TINGE Magazine - http://www.tingemagazine.org

Issue 8

Song (personal business)

 · Poetry

Scene: She put her money where her mouth was: dread marks in her underwear and a belly full of rent. Still, he crackles like soda spilled on a sofa: “You can’t have too much nothing,” he says and winks, weary as the world.

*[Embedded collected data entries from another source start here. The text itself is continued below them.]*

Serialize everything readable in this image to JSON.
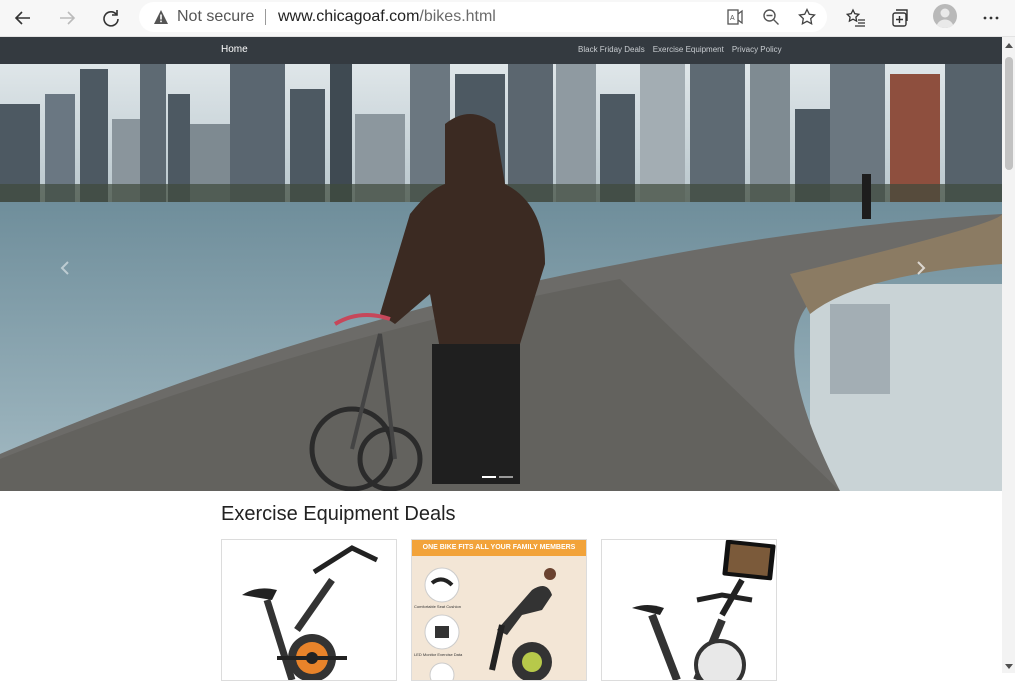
{
  "browser": {
    "security_label": "Not secure",
    "url_host": "www.chicagoaf.com",
    "url_path": "/bikes.html"
  },
  "site_nav": {
    "home": "Home",
    "links": [
      "Black Friday Deals",
      "Exercise Equipment",
      "Privacy Policy"
    ]
  },
  "carousel": {
    "slide_count": 2,
    "active_index": 0
  },
  "section": {
    "title": "Exercise Equipment Deals"
  },
  "products": [
    {
      "banner": ""
    },
    {
      "banner": "ONE BIKE FITS ALL YOUR FAMILY MEMBERS",
      "feature_labels": [
        "Comfortable Seat Cushion",
        "LED Monitor Exercise Data"
      ]
    },
    {
      "banner": ""
    }
  ],
  "colors": {
    "nav_bg": "#343a40",
    "chrome_bg": "#f7f7f7",
    "banner_orange": "#f2a33a"
  }
}
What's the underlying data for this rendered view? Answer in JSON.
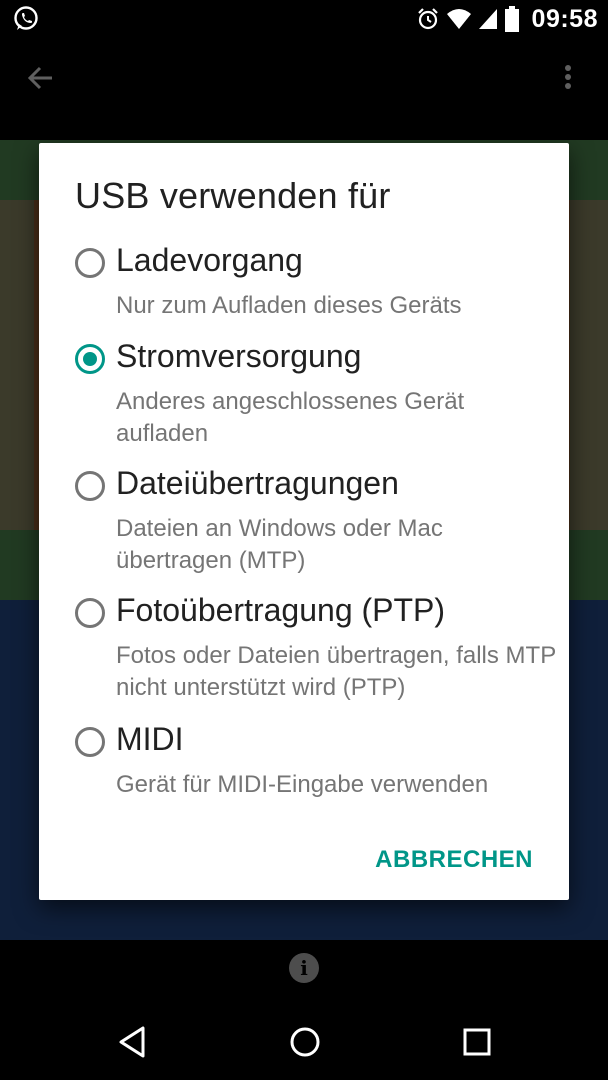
{
  "status_bar": {
    "time": "09:58",
    "icons": [
      "whatsapp-icon",
      "alarm-icon",
      "wifi-icon",
      "signal-icon",
      "battery-icon"
    ]
  },
  "app_bar": {
    "icons": [
      "arrow-back-icon",
      "more-vert-icon"
    ]
  },
  "dialog": {
    "title": "USB verwenden für",
    "options": [
      {
        "title": "Ladevorgang",
        "description": "Nur zum Aufladen dieses Geräts",
        "selected": false
      },
      {
        "title": "Stromversorgung",
        "description": "Anderes angeschlossenes Gerät aufladen",
        "selected": true
      },
      {
        "title": "Dateiübertragungen",
        "description": "Dateien an Windows oder Mac übertragen (MTP)",
        "selected": false
      },
      {
        "title": "Fotoübertragung (PTP)",
        "description": "Fotos oder Dateien übertragen, falls MTP nicht unterstützt wird (PTP)",
        "selected": false
      },
      {
        "title": "MIDI",
        "description": "Gerät für MIDI-Eingabe verwenden",
        "selected": false
      }
    ],
    "cancel_label": "ABBRECHEN"
  },
  "info_button": {
    "glyph": "i"
  },
  "colors": {
    "accent": "#009688",
    "title_text": "#212121",
    "secondary_text": "#757575"
  }
}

She: In the spring, the ditches are ripe with cardboard and ruined cabbage: the style of desire particular to our era. I sought a prophylaxis against sorrow: an aperture, a tendon wrapped in wax paper. I point to my language when my language fails. The valley laced with ropes of hay and pasteurized lilac. Unlikely beings who seem more alive, not less, when images are made of them. Would it be a trespass, then, to say that they look tellingly radiant in the flesh?

He: Not my problem.

She: “I realize there is a spaciousness inside me,” said a woman on the bus. Then, “What I ask of language is a very dusk seam. A fence, inanimate and nervy.” I conceived a violent to desire to be ill. I tried to purge myself of absence by drinking large glasses of water. Still, at the fulcrum of desire, I open into a formal feeling: sweet and particular, a logical architecture.

He: Not my problem.

She: I used the language of desire as I found it. It is luscious with its legs together, luscious apart:

a wedge
of wet

in the small
of the back,

through which
the poem
its brute


It is a laundry for abstraction, full of body and pointing past it. It is a vegetable substance gathered in the blank places and rotting. Being so complex and vascular, touched in the bower of bone, it is the give in the crotch of an old pair of jeans, the secret remnants of lilac and gum in the folds of the couch. It is the ache, or its architecture. It settles in the hollow parts of things and yanks them back: the past with its tendons in a twist.

He: Not my problem.

[He is the hardness in hearing, the drag in time. He mutters to himself, “Whatever. Nevermind.” He rises from the couch and preps his wound — whatever it is — for work.]